Note: Creation of new schema in accounting application database have no rules and is completely decided by user of accounting application and every instance of application installed on different place may have different number of schemas.
So when I'm developing my webservice I have no idea to connect to which schema prior to development. In run-time I can find correct schema to query from its tables but I don't know how to manage to fetch table information with correct schema name in query. I ususally creat a linq-to-sql dbml class and use its definitions to read information from db but I don't know how to manage schema change in this way?

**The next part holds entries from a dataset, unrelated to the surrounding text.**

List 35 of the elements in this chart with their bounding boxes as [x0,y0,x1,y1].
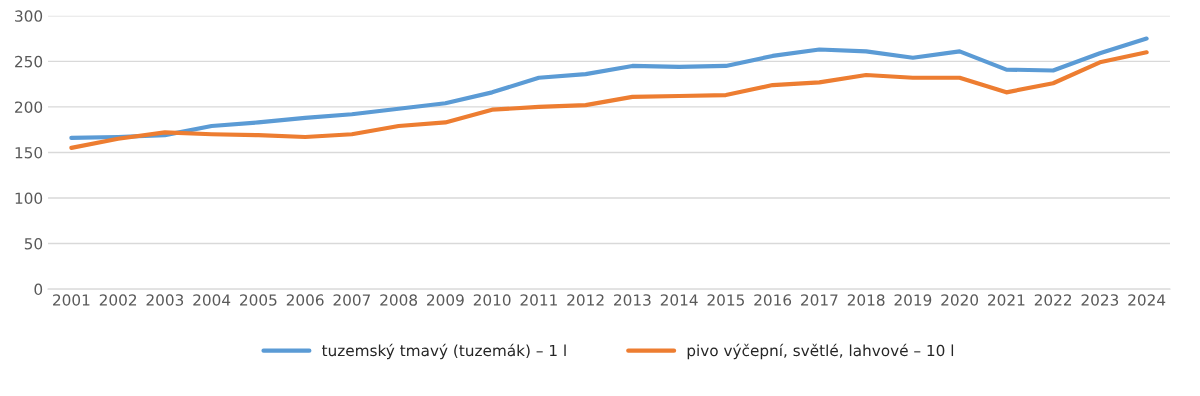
y-tick-label: 100 [15,192,43,205]
legend-label: pivo výčepní, světlé, lahvové – 10 l [687,343,954,360]
x-tick-label: 2020 [941,294,979,306]
x-tick-label: 2006 [286,294,324,306]
y-tick-label: 300 [15,10,43,22]
y-tick-label: 150 [15,146,43,159]
x-tick-label: 2014 [660,294,698,306]
x-tick-label: 2016 [754,294,792,306]
x-tick-label: 2013 [614,294,651,306]
x-tick-label: 2023 [1081,294,1119,306]
x-tick-label: 2004 [193,294,231,306]
y-tick-label: 200 [15,101,43,113]
legend-label: tuzemský tmavý (tuzemák) – 1 l [321,343,566,360]
x-tick-label: 2021 [988,294,1025,306]
x-tick-label: 2010 [473,294,511,306]
x-tick-label: 2011 [520,294,557,306]
x-tick-label: 2019 [894,294,932,306]
y-tick-label: 0 [34,283,43,296]
y-tick-label: 50 [24,238,43,250]
x-tick-label: 2017 [801,294,838,306]
x-tick-label: 2007 [333,294,371,306]
x-tick-label: 2008 [380,294,418,306]
x-tick-label: 2024 [1128,294,1166,306]
line-series [69,50,1149,150]
x-tick-label: 2015 [707,294,744,306]
x-tick-label: 2018 [847,294,885,306]
y-tick-label: 250 [15,55,43,68]
x-tick-label: 2001 [53,294,90,306]
line-series [69,36,1149,140]
x-tick-label: 2022 [1034,294,1072,306]
x-tick-label: 2009 [427,294,464,306]
x-tick-label: 2005 [240,294,277,306]
x-tick-label: 2003 [146,294,184,306]
x-tick-label: 2012 [567,294,604,306]
x-tick-label: 2002 [99,294,137,306]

DBML designer manage Scehma names like this:
[global::System.Data.Linq.Mapping.TableAttribute(Name="[202001].CustomerCredit")]
However since my app can retrieve schema name in run time, I don't know how to fix table declaration in my special case. It is so easy to handle in ADO.NET but I don't know its equivalent in Linq2SQL:
select count(*) from [" + Variables.FinancialYearSchemaName + "].CustomerCredit where SFC_Status = 100;
Ultimately, no: most ORMs do not expect the schema change to vary at runtime, so most - including EF and LINQ-to-SQL do not support this scenario. One possible option would be to have different connection strings, each with different user accounts, that each has a different default schema configured at the database - and intialize your DB-context with a connection-string or connection that matches the required account. Then if EF asks the RDBMS for
[CustomerCredit], it will look first in that account's schema ([202014].[CustomerCredit]). You should probably avoid having a[202014].[CustomerCredit]in that scenario, to prevent confusion. This is, however, a pretty hacky and ugly solution. But... it should work.Alternatively, you would have to take more control over the data access, essentially writing your own SQL (presumably with a token replacement for the schema, which has problems of its own).